Simplistic ways to support families facing the loss of a child
The loss of a child affects that child’s family and the entire community. It’s not surprising that the loss emotionally affects the child’s parents most severely. How do you help families through their sorrow as a friend or a neighbor? It can be challenging to know what to say and cause concern to believe you may do or say something unintentionally inappropriate.
I will mention some responses that will assist you in recognizing why this kind of loss is unique, how parents go through their loss, and what you can do to be helpful and encouraging.
What makes the loss of a child distinct from other types of losses?
The loss of a child is the loss of a parent’s hopes and dreams for the future. As we grow and grow older, we expect to suffer the loss of a loved one but not a child. The loss of a child disturbs the regular order of how we predict life will evolve. My grieving clients already imagined how their child would fit into their family, so those dreams are lost when a child is lost.
Families mourn the actual loss of the child and the events they will never experience, such as sending their child to high school and college and seeing them at their prom. There will not be a wedding day. Events are lost before they ever could occur.
What are some approaches to care for a family who has suffered the loss of a child?

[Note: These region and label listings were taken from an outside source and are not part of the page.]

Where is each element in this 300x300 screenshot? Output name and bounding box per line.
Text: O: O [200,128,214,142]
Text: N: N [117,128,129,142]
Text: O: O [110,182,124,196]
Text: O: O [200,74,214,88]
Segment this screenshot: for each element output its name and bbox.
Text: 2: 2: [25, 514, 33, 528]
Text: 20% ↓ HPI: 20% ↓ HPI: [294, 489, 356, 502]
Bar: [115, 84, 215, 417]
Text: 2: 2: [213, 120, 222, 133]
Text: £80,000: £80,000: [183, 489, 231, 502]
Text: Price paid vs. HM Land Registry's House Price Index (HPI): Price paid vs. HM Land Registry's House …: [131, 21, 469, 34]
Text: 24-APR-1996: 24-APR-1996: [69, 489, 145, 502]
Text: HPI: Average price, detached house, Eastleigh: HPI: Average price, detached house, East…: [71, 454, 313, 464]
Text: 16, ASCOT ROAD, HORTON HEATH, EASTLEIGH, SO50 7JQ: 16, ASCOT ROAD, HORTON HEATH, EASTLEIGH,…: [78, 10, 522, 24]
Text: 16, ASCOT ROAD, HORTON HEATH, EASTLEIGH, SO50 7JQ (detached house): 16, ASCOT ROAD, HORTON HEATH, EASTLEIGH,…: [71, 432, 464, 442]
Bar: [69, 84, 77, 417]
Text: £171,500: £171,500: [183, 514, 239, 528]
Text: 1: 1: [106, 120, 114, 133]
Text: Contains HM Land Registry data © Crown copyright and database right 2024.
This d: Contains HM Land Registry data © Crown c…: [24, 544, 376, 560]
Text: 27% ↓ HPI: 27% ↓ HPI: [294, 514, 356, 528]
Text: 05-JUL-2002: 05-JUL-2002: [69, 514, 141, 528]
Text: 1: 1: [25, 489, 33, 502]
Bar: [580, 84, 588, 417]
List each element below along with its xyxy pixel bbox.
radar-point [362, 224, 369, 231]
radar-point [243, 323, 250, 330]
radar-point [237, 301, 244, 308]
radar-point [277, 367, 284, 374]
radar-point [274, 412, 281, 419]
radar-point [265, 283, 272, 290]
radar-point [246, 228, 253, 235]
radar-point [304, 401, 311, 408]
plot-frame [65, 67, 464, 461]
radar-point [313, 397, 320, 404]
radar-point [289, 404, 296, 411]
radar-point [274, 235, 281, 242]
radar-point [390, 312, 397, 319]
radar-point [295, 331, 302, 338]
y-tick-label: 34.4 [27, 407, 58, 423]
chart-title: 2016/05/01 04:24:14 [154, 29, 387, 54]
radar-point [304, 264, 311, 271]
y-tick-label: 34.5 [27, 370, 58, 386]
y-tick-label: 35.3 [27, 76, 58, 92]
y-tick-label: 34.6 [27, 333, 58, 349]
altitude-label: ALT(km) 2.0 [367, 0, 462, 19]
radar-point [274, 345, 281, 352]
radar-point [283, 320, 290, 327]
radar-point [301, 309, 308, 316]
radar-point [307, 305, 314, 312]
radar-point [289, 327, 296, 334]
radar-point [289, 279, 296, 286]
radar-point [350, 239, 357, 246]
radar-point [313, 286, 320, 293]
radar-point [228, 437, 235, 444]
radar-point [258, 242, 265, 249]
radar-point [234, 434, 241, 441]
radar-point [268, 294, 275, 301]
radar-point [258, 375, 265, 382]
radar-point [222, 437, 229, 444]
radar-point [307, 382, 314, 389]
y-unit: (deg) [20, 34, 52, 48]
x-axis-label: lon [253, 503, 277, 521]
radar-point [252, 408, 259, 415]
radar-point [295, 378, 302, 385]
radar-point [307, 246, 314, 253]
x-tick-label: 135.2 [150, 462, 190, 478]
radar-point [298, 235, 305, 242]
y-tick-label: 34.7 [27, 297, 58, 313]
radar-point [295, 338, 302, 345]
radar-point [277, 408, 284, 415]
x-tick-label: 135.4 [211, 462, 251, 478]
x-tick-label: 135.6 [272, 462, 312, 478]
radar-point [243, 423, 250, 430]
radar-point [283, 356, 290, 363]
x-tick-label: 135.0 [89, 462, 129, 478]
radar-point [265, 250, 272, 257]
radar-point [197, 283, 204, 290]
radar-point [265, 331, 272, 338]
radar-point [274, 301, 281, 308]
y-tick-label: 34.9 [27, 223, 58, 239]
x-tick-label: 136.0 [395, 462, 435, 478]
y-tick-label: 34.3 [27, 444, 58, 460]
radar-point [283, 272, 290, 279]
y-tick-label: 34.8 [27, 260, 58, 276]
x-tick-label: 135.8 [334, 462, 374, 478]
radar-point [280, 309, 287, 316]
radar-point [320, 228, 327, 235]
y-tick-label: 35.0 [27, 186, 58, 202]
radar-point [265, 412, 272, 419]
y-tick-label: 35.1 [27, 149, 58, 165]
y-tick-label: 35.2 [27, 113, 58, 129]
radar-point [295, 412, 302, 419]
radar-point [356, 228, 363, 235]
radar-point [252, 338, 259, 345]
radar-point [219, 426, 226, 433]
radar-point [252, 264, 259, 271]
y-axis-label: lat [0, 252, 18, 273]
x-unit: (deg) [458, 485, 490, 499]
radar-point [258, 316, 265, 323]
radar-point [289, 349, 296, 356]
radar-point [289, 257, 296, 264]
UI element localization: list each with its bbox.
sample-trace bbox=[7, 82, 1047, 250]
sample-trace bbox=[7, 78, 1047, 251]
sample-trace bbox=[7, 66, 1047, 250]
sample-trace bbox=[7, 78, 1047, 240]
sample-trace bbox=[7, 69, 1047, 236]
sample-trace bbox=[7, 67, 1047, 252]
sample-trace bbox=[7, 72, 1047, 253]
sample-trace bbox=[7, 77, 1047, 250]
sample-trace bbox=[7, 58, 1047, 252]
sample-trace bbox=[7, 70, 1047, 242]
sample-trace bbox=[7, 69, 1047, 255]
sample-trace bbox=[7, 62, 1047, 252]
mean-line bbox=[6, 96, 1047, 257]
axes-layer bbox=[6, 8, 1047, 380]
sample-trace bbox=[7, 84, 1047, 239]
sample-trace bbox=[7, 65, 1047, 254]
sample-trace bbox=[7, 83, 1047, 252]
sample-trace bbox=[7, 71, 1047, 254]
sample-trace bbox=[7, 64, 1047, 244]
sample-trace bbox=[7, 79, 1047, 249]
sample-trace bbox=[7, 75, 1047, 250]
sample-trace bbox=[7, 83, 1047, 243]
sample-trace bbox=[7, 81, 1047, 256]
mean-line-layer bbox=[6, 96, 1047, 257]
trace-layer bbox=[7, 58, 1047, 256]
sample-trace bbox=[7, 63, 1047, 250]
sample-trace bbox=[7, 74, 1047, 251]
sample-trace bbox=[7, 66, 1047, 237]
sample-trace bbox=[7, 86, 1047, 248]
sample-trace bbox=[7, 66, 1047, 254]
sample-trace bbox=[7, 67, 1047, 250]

Supporting a family doesn’t have to be complicated. Being there and open to talking about the child can go a long way. Call the child by name. Many people get anxious about bringing up the loss because they believe it will make a parent sad or cry, but the child is not far from the family’s thoughts. Having a safe person to communicate with about the child is helpful.
What should you prevent yourself from doing or saying?
A response that begins with “at least” is not a good option as it diminishes the parent’s experience. Stay away from statements like “It occurred for a reason” or “They are in a better place now.” The circumstances do not make sense to a parent, and the desirable place for their child is in their arms. It also isn’t valuable to say that you understand what they are going through because each person has their individual experience.